Mr Kirkpatrick described the impact of the infection on his life.
He said he lives with the fear that his liver has been damaged and he would develop cancer.
"We are continually exposed to major life-threatening events, continually. It's the whole of my life," he said.
"It messes with your head, all these things mess with your head. We are trying to lead a normal life, but when you talk to people you realise it's not normal, but for us it's normal."
The second witness to give evidence was Brigid Campbell, whose haemophiliac father Malachy Devlin died in 1990 having been infected with HIV in 1983 from contaminated product.
Mrs Campbell told the inquiry her mother struggled after the death of her father.
"It was the burden of the secrecy of it all, the stigma that was attached to it.

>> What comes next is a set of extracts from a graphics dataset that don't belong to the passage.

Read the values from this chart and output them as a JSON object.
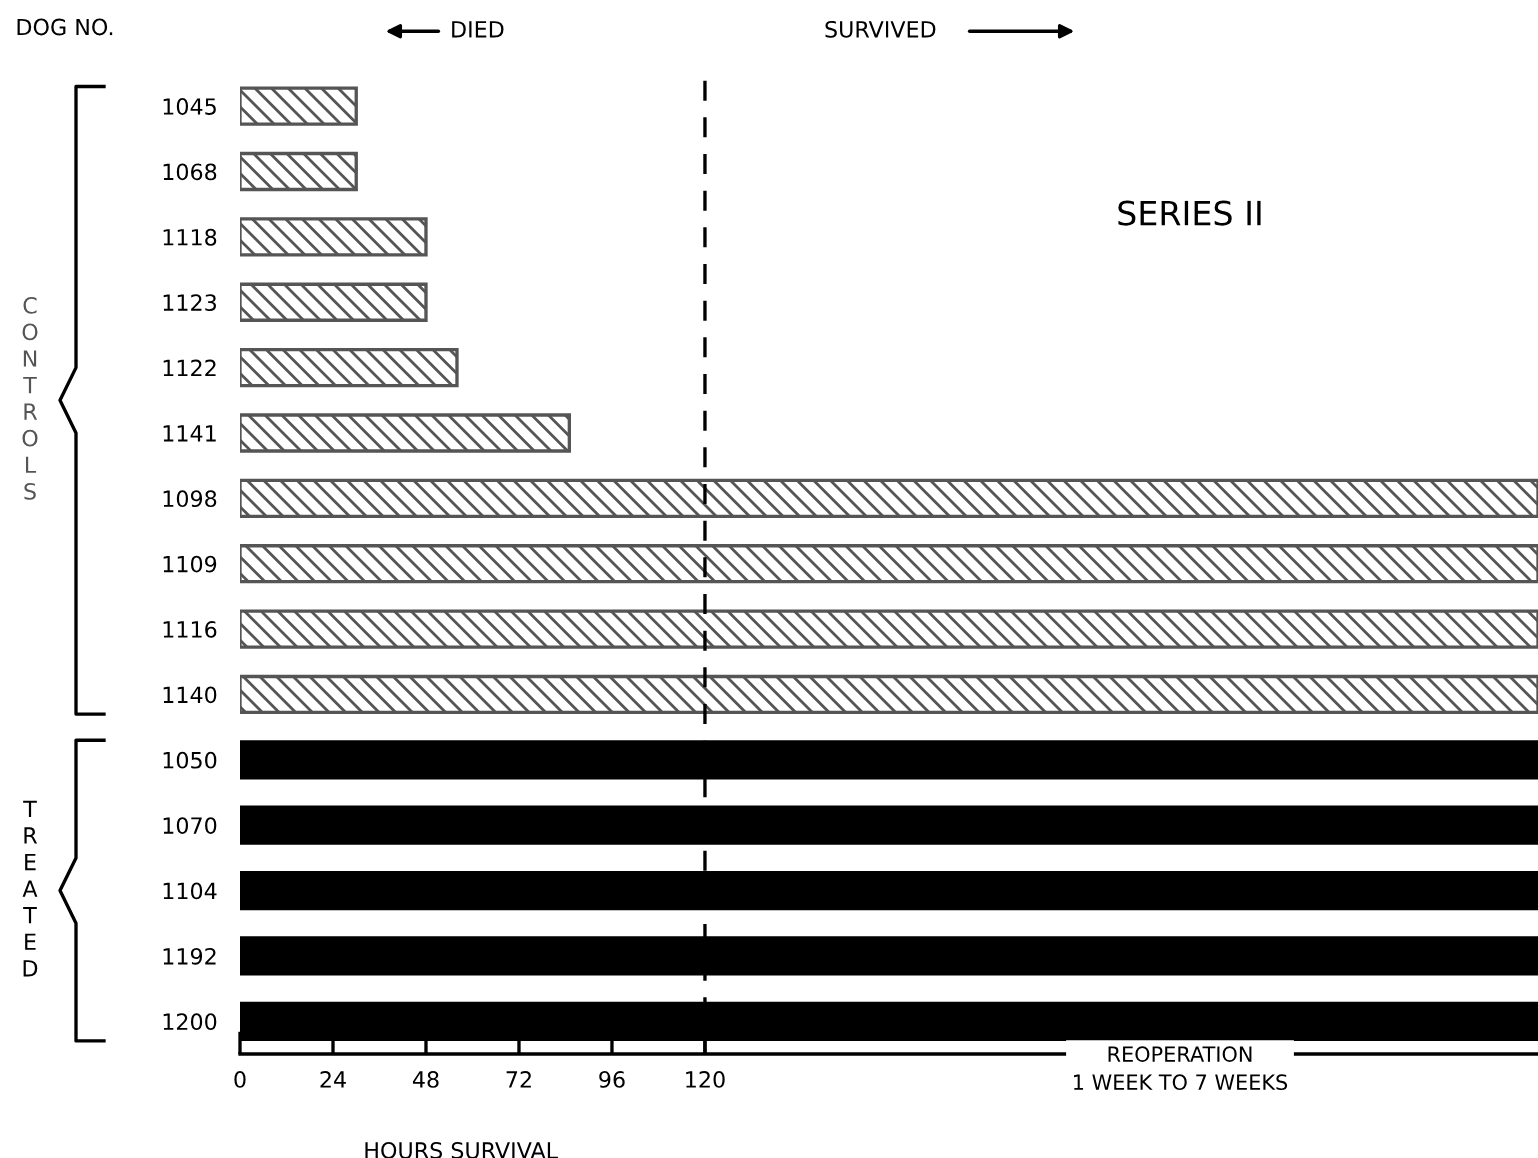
{
  "chart_data": {
    "type": "bar",
    "orientation": "horizontal",
    "ylabel": "DOG NO.",
    "xlabel": "HOURS SURVIVAL",
    "categories": [
      "1045",
      "1068",
      "1118",
      "1123",
      "1122",
      "1141",
      "1098",
      "1109",
      "1116",
      "1140",
      "1050",
      "1070",
      "1104",
      "1192",
      "1200"
    ],
    "series": [
      {
        "name": "CONTROLS",
        "color": "#555555",
        "values": [
          30,
          30,
          48,
          48,
          56,
          85,
          335,
          335,
          335,
          335,
          null,
          null,
          null,
          null,
          null
        ]
      },
      {
        "name": "TREATED",
        "color": "#000000",
        "values": [
          null,
          null,
          null,
          null,
          null,
          null,
          null,
          null,
          null,
          null,
          335,
          335,
          335,
          335,
          335
        ]
      }
    ],
    "xlim": [
      0,
      335
    ],
    "xticks": [
      0,
      24,
      48,
      72,
      96,
      120
    ],
    "ref_lines": [
      {
        "axis": "x",
        "value": 120,
        "color": "#000000",
        "line_style": "dashed"
      }
    ],
    "annotations": [
      "DIED",
      "SURVIVED",
      "SERIES II",
      "REOPERATION\n1 WEEK TO 7 WEEKS"
    ],
    "grid": false,
    "legend": false
  }
}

It was all very swept under the carpet," she explained.
She recalled the ordeal of her father's funeral, revealing that special precautions had to be taken. She said his body was delivered to the undertaker in a "disaster bag" and the family were only allowed to have his coffin opened at his wake for one night, and under strict conditions. "His hands were covered and there was a net across his face, which was obviously very different from any wake that I had been to," she said.
She said it had been "extremely difficult" sharing her family's story in public.
"My dad's death was preventable and we owe it to him today and my mother and my family to ensure that his life counts," said Mrs Campbell.
The final witness on the first day of the local hearings told the inquiry that contracting hepatitis C from contaminated blood saw her lose a successful career and led to the break-up of her first marriage.
The witness, known as Ms E, had the genetic blood disorder Von Willebrand disease.
She was told she contracted hepatitis C from being given a blood product as a teenager before 1987.
She claimed she only learned that she had the disease from a chance encounter with a doctor in a hospital ward six years later when she was being treated for chronic fatigue syndrome, also known as ME. Ms E said she had told the doctor she had been feeling very unwell. "She replied that 'it's not your ME, it must be the hepatitis C', and this was the first I had ever had knowledge that I had hepatitis C," she said.
The inquiry was told the doctor had no recollection of the conversation.
Ms E also recalled being told by a doctor in the 1990s that she would not live to see her 30th birthday.
"I got my then-husband to go out and purchase a camcorder so I could make a video for my son so whenever he was older he knew who I was," she said.
Ms E told the inquiry her health had deteriorated over the years. While she was later told her hepatitis C had cleared and the Von Willebrand disease had faded, her general health had not improved, she told the panel.
She thanked inquiry chairman Sir Brian Langstaff for bringing the probe here.
Sir Brian thanked all the witnesses, praising their "courage". The inquiry will continue in Belfast for the rest of the week.